In a rather annoying nutshell, it is completely legal for them to tap a citizen's communication media to "keep us safe" (and from what? my pathetic attempts to console E over the death of her husband? oh, yeah, that's the act of a terrorist, innit), and they may do so without holding any sort of judicial review. Just, if they think you're a threat, they can move forward and get their listen on.

How are they making such a call, without a judicial review? Even "trusting a gut instinct" is exercising some sort of judgment ... don't they want to get a second opinion? Wouldn't they want one, if they were the citizens under scrutiny?

How silly of me, to assume personal integrity was going to play a part in this fiasco.

But on the other hand, who's going to pay for the judicial review?

And on the other hand, is it really keeping us safe?

And on the other hand, how can we expect anyone to be honest with us about whether or not our phone sex has evolved into a gang rape, when I personally am not a hundred percent sure anyone's even actually reporting all of the news, and have not been since Peter Jennings started not feeling so well?

How many hands is that? One, two, three, four, five, six.

Ultimately, it comes down to two big problems.

  1. I've only got two hands.
  2. I'm not qualified to have even one opinion about this at all, and the ones I've already voiced are almost certainly wrong, misinformed, and ignorant.

In short (I know; too late), the whole freaking government, a bunch of people who still have jobs and make more than I ever made before I became a budgetary constraint, can't make up their minds what the best, safest course is in regard to finding out who's got it in for us, and I'm just one person who takes a millenium to pick out a greeting card. Don't be mad that I can't come up with the right answer, is what I'm saying.

Two hands.

For your own edification, here is the left hand:

http://www.pfaw.org/pfaw/general/default.aspx?oid=24935

and here is the right hand:

http://www.gop.com/blog/Read.aspx?GUID=4798169f-61a2-4a2d-ba8a-829eef93f06e

Please feel free to make your own decision, and I wish you luck of it. My brain hurts from trying to figure it out.

And my own left hand doesn't know what my right hand is doing, except that both hands are feeling mighty arthritic, this cold, rainy-arsed day.

I'm still "selling" guest posts. Most of them are not this wrong, misinformed, and ignorant, I assure you.

February 2, 2008

i r serious golfwidow. this r serious thread

I have no agenda against the Universe. But it sure does like to mess with me.

After seven years of not bitching about my job here, like so many other online writers do with impunity (in fact, I think I've written here more than once about how much I liked my job, and how I was willing to put up with it even when it's frustrating, on the basis that they paid me to take the frustration like a big girl), they still hit me in the face with the ol' "eliminating your position due to budgetary constraints" on Thursday.
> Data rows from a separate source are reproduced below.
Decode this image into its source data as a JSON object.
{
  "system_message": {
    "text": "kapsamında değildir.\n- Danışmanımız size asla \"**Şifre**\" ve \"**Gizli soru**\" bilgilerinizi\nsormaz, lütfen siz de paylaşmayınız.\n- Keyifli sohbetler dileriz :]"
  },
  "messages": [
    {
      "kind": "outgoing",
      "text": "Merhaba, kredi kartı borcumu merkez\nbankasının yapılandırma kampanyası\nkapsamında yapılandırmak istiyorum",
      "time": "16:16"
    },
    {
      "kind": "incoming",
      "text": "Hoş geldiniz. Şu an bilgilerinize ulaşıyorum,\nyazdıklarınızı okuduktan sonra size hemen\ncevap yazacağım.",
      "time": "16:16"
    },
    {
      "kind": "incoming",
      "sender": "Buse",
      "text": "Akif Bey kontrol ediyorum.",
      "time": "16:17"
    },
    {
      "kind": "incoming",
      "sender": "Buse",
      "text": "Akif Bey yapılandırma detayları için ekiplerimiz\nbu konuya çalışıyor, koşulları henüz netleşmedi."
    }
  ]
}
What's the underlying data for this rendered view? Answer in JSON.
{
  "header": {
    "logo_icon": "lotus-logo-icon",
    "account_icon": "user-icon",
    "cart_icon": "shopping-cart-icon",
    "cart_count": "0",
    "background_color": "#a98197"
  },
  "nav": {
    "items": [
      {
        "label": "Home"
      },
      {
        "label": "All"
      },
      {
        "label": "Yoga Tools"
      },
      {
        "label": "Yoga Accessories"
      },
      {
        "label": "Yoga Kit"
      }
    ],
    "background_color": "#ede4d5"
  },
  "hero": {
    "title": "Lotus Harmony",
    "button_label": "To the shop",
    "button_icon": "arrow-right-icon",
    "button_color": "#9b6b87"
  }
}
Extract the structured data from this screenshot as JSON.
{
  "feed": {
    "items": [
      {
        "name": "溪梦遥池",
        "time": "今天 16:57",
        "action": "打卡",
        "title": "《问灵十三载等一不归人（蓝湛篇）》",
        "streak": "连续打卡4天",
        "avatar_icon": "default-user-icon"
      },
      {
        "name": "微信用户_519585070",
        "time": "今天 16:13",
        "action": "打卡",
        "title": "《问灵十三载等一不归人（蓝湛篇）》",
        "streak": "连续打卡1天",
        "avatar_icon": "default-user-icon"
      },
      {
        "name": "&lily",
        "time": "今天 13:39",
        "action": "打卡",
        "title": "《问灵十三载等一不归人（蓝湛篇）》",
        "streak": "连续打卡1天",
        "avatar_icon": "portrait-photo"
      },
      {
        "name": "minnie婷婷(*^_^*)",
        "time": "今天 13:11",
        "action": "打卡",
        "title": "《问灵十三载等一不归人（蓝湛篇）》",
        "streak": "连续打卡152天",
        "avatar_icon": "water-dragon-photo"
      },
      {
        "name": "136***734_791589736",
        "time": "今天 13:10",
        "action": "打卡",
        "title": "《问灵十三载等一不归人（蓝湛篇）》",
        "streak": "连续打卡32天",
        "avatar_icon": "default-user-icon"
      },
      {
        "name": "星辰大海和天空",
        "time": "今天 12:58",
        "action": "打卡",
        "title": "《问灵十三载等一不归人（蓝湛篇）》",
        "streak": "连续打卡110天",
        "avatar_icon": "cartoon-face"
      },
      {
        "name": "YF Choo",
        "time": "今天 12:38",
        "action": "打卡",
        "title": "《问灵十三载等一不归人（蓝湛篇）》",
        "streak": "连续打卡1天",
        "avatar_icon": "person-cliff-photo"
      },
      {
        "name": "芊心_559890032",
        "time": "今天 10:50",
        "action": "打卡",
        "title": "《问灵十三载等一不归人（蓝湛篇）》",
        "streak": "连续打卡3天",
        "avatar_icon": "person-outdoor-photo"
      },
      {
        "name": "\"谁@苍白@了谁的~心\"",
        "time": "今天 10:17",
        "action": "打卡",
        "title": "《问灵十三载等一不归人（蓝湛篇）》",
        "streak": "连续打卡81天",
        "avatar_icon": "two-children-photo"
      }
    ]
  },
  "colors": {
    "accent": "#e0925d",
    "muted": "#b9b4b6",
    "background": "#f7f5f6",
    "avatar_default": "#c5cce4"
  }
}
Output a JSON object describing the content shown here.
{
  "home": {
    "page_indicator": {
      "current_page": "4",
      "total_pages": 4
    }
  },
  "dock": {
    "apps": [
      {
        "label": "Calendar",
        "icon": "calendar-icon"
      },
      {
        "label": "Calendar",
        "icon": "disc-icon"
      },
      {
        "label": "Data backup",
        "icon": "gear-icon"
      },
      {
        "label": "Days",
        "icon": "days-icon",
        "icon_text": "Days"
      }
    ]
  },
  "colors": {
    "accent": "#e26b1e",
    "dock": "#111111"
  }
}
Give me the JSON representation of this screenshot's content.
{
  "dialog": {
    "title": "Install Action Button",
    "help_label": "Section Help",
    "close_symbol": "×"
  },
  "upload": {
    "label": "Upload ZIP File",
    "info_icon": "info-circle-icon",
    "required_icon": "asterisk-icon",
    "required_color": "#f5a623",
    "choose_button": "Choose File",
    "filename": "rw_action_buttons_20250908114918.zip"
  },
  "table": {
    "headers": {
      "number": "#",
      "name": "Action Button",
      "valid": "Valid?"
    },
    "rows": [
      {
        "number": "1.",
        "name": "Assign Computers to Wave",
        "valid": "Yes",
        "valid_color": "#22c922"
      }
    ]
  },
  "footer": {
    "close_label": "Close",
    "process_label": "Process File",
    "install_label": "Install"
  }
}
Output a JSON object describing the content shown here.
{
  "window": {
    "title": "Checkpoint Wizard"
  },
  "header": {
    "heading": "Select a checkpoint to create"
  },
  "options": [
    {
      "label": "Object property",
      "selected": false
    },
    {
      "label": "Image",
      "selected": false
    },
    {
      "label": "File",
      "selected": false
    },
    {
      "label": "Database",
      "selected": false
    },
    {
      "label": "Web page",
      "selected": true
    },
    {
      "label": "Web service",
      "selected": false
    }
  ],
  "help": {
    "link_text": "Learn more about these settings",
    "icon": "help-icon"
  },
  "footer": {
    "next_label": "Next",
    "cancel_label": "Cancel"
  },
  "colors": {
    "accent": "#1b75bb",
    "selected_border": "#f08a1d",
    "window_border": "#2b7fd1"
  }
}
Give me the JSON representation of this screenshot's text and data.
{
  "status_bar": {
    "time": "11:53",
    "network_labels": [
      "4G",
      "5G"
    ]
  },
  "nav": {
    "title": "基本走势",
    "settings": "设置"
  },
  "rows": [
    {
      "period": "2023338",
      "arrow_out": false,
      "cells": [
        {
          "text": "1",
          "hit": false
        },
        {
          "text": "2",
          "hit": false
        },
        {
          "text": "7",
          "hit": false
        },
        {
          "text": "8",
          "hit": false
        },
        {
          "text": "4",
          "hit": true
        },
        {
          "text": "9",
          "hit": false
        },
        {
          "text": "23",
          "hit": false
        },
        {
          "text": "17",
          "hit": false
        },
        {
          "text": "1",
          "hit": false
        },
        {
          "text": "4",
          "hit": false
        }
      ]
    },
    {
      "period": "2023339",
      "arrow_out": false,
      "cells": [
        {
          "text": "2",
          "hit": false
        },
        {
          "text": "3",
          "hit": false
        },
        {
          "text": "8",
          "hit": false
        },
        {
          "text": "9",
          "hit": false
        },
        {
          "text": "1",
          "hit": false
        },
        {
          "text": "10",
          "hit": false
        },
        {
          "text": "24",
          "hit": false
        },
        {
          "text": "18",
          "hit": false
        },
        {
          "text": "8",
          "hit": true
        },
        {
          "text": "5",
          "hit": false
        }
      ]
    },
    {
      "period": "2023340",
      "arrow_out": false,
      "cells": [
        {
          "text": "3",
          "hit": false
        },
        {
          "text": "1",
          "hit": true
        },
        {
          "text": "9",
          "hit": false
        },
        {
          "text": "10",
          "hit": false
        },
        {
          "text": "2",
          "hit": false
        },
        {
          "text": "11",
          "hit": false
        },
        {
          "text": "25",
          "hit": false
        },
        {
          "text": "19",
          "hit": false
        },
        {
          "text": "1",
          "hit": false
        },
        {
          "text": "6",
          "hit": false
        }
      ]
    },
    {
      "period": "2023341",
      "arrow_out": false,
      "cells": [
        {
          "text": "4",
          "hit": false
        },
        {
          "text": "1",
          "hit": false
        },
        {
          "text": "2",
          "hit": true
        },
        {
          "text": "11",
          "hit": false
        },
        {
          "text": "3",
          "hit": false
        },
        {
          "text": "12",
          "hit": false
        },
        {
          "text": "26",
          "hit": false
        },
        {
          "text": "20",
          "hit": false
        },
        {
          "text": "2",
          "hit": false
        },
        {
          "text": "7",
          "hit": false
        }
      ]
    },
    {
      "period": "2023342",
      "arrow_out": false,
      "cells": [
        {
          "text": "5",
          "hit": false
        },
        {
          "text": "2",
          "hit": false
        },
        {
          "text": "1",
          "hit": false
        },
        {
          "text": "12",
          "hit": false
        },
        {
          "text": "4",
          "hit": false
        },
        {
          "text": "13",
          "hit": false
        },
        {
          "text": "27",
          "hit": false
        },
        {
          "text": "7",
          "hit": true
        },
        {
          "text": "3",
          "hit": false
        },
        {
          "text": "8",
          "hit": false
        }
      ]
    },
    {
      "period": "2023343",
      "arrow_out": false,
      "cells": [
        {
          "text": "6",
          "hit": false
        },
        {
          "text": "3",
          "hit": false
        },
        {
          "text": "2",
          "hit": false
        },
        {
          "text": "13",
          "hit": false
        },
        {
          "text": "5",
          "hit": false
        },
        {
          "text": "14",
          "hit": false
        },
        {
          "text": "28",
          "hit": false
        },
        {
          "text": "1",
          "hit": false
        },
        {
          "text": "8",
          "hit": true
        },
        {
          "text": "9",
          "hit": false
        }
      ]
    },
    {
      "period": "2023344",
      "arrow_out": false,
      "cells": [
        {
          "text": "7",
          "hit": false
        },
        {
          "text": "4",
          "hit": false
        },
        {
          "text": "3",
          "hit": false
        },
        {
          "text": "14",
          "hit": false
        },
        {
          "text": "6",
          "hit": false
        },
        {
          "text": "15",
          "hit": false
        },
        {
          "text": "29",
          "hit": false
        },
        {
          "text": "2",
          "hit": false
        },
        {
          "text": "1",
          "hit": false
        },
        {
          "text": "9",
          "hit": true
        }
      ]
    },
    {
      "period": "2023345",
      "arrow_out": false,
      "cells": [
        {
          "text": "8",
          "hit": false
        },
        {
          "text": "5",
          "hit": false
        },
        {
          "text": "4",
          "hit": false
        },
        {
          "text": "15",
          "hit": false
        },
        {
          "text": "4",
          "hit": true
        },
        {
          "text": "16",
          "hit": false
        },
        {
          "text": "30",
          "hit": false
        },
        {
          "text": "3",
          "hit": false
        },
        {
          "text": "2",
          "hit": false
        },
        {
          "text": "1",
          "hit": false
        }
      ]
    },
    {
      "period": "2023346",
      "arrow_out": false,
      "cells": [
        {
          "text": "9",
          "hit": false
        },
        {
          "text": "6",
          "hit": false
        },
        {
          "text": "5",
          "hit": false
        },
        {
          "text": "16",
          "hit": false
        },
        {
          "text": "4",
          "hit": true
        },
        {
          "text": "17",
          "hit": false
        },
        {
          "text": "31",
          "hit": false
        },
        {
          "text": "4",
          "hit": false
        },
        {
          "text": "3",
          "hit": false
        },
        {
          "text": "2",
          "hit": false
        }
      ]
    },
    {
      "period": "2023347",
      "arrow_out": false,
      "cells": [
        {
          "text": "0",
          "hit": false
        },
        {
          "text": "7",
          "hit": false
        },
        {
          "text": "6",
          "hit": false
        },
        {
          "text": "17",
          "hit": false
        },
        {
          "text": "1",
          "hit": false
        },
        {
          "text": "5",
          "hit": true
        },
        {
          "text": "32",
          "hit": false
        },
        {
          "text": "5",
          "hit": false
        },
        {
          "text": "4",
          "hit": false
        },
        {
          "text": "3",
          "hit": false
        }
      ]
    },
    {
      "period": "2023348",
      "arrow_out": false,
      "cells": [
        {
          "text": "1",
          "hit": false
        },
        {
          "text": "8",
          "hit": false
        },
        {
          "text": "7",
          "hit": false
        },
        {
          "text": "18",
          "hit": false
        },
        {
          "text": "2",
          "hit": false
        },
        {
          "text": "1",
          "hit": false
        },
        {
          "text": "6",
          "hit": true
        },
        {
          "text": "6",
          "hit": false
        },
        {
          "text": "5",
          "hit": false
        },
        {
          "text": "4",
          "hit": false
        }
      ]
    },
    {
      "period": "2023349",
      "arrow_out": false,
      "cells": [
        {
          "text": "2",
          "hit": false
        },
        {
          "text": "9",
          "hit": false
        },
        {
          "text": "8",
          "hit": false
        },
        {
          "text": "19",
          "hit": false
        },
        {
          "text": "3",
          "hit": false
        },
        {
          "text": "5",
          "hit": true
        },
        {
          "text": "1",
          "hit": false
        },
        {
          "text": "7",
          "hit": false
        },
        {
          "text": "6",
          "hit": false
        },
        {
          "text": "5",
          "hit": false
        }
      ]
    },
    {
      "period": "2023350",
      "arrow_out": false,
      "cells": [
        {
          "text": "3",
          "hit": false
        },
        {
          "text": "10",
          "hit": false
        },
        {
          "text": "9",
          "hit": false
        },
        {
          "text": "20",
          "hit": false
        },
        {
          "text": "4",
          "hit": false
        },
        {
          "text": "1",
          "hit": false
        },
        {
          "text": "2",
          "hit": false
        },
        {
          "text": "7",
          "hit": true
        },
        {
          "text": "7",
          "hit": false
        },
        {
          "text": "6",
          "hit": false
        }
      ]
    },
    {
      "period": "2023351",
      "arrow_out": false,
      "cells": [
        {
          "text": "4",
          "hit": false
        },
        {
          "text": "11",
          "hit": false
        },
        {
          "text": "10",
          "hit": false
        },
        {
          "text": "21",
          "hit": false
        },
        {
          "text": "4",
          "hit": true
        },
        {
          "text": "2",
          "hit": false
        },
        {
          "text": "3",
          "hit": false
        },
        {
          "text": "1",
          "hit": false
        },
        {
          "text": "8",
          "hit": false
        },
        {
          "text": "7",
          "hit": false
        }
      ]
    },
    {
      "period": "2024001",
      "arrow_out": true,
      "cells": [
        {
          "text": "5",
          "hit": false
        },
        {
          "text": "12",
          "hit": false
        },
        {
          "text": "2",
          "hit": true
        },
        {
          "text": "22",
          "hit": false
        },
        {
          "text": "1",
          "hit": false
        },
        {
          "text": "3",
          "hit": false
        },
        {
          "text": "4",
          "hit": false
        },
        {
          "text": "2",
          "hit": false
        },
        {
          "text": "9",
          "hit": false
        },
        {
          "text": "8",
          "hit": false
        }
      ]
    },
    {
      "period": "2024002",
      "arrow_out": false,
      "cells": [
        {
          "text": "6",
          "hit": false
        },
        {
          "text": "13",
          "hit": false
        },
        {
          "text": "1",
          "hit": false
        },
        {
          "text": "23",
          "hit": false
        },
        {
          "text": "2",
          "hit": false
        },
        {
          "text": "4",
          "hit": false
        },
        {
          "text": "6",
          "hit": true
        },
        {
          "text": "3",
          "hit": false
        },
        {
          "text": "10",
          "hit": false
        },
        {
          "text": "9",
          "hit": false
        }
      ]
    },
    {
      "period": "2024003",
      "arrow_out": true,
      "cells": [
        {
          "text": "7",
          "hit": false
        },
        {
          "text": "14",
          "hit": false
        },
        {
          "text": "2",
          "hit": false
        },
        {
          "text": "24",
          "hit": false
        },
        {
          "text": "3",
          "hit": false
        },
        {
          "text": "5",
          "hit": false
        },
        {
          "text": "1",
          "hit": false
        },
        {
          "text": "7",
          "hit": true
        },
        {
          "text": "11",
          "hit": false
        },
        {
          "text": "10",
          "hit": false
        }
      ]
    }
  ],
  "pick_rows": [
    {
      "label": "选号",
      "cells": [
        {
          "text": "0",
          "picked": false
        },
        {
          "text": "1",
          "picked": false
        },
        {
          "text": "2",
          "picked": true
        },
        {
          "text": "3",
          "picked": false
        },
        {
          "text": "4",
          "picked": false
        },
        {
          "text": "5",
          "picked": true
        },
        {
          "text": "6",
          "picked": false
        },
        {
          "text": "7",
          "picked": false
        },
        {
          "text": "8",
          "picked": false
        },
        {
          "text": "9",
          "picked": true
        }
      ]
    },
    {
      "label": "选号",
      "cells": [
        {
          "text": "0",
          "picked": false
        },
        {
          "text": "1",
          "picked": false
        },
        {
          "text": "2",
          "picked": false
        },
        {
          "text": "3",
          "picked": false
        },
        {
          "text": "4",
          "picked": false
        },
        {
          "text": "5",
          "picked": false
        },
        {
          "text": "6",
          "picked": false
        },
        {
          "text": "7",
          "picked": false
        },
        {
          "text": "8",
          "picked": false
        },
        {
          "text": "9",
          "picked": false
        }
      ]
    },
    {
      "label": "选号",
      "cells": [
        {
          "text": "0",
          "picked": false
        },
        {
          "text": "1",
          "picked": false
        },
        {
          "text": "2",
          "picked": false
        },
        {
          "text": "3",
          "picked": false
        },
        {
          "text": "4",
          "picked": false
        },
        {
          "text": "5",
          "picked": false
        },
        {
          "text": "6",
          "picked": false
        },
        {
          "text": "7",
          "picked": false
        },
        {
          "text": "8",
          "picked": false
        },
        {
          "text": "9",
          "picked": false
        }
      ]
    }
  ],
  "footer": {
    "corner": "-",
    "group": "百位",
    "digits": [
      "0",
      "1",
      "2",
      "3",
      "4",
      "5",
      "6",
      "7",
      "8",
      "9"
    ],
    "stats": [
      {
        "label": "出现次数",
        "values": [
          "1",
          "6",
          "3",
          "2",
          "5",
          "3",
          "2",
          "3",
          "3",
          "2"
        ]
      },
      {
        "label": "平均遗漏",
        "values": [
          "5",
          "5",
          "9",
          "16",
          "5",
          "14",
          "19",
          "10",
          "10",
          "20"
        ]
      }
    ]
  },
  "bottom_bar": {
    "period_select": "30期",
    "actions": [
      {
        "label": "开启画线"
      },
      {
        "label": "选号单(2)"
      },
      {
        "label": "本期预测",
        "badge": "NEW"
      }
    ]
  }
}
What you don't know is that That Man of Mine has been on a fruitless job search for the past several months himself. I didn't talk about it because, while people like you to be honest, most of them don't want you to be that honest. It makes them uncomfortable.

We are well and truly fucked, now. I am ill and I was supporting both of us on my meager salary, and now I don't have that anymore.

I am terrified.

I hate like hell to do this, but I have no marketable skills and all the stuff I own is crap, so I can't sell you anything but myself.

I will write guest blogs for $2 each. I accept Paypal.

That's set at a cap of $2, by the way. I don't want charity — I have to earn that by writing a guest post. So if you keep clicking it, you're going to get a whole lot of guest posts, is what I'm saying.

You can choose the subject, within reason. I'll try to tailor what I write to fit into your blog's everyday format. I'd rather not to have to write or endorse anything I don't believe, but I will try to be fair to your requests, and I will also respect your blog by not writing anything that is in dissent with your opinions and beliefs.

I don't need your password. All I need is your URL (I'll direct what traffic I may to your site) and an email address for me to send the text to. You can copy and paste the text into your blog application's "body" field yourself without compromising your security.

$2. That's how desperate I am.

Oh, and? I got the news a few hours after having gotten the news that my friend E's husband had died suddenly that morning.

People's pets are sick and dying. People's dads are sick and dying. People's husbands? Sick and dying.

All this, after I decided to change my life and reach out to the Universe, to put money back into the financial ecosystem by giving whatever extra I had to charity.

To be positive about everything, all the time, in order to attract positivity to my life.

I can't do that right now. Maybe I can get back to it at some point, but at the moment, it doesn't feel like changing my outward attitude will change what I attract. It feels like pretending I'm happy is making me into a big fat liar.

All those people walking around what used to be my office, whining about their sniffles and the fact that they only had enough money for two pairs of new shoes when they wanted three, they still have jobs.

Me, I smiled all the time. Said "Great!" when people asked how I was. Didn't mention that I haven't bought new shoes in ages because I can't afford them when the bills and the mortgage and the groceries and blah blah expensecakes have to be my first priority.

But I'm the one causing "budgetary constraints."

My former employers, they don't know from budgetary constraints. And at least one of them told one of my former coworkers that they were unaware that That Man was also out of work, which wouldn't make a difference anyway, since the decision was already in place.

Except, he did know.

I had told him a few months ago.

And even if he'd forgotten, I'd mentioned it again, as I was leaving the meeting where they were telling me how truly, truly sorry it had to be this way.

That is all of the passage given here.